A table, avec les Romains

Malgré un mistral mordant, la salle du vieil Hôpital fut, ce soir- là, vite animée d’une cinquantaine d’invités ayant répondu à l’invitation de Mélanie Bienfait, qui devait une fois encore nous conduire à travers le monde Romain, pour y découvrir cette fois : ˝La cuisine antique romaine˝

Cette conférencière très sympathique, nous l’avions invitée, la première fois à la fin de l’année 2022, dans le cadre des rencontres Contes et Légendes organisées conjointement avec l’association Les Chevaliers de l’Onde. Elle était venue expliquer à un auditoire curieux et attentif l’histoire et l’utilisation de l’eau chez les Romains. Ayant gardé un excellent souvenir de cette rencontre, c’est sans hésitation que nous avions programmé ce nouveau rendez-vous, pour ouvrir la saison 2023 des Cafés Mémoire.

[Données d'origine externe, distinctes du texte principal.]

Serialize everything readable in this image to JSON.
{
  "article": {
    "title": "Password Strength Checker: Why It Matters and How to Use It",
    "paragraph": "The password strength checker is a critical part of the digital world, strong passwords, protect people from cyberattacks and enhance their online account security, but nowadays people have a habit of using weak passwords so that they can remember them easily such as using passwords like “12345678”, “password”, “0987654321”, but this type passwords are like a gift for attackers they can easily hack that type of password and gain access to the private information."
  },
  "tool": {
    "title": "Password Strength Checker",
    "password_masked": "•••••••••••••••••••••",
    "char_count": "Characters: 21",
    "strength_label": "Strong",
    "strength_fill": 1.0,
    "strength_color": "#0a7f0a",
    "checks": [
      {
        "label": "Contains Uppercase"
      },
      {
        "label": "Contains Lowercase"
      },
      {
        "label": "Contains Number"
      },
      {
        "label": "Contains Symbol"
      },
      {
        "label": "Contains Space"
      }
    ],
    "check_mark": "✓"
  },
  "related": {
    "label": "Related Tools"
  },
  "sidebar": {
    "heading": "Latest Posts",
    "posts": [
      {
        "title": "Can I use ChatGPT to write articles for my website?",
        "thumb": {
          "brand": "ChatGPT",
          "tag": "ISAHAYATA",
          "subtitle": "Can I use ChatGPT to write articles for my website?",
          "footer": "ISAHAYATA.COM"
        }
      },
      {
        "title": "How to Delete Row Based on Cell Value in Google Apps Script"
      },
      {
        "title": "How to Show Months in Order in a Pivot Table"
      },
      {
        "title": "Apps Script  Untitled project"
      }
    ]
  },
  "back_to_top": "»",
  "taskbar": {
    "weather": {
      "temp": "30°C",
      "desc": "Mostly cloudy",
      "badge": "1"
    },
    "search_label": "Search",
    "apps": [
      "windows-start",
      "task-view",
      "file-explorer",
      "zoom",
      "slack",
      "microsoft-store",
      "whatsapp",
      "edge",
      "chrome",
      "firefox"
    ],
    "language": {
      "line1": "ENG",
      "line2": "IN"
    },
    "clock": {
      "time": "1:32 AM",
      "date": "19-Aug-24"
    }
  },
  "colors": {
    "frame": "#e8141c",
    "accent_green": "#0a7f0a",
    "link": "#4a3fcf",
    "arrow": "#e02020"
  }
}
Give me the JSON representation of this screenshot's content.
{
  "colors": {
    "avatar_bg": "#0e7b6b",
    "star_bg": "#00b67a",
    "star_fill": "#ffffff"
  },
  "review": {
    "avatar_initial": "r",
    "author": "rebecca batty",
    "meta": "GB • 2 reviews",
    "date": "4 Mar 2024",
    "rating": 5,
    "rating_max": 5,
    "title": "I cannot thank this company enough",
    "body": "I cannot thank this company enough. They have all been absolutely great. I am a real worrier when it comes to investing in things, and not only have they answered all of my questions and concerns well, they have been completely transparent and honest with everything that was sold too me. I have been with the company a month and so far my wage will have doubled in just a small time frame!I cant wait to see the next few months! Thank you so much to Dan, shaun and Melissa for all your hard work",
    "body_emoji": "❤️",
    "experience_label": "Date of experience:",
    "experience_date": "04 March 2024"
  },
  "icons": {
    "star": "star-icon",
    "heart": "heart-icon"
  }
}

Pour donner à cette soirée un petit air amusant, sur ses conseils, nous avions préparé au mieux de nos possibilités, quelques échantillons de mets et breuvages qui se dégustaient à l’époque des romains, en remplaçant le kir habituel de bienvenue par un verre de vin aromatisé d’épices et de quelques coupelles d’ »épityrum », la tapenade romaine.
Des lentilles (déjà consommées à l’époque) préparées en salade, prirent place dans le menu.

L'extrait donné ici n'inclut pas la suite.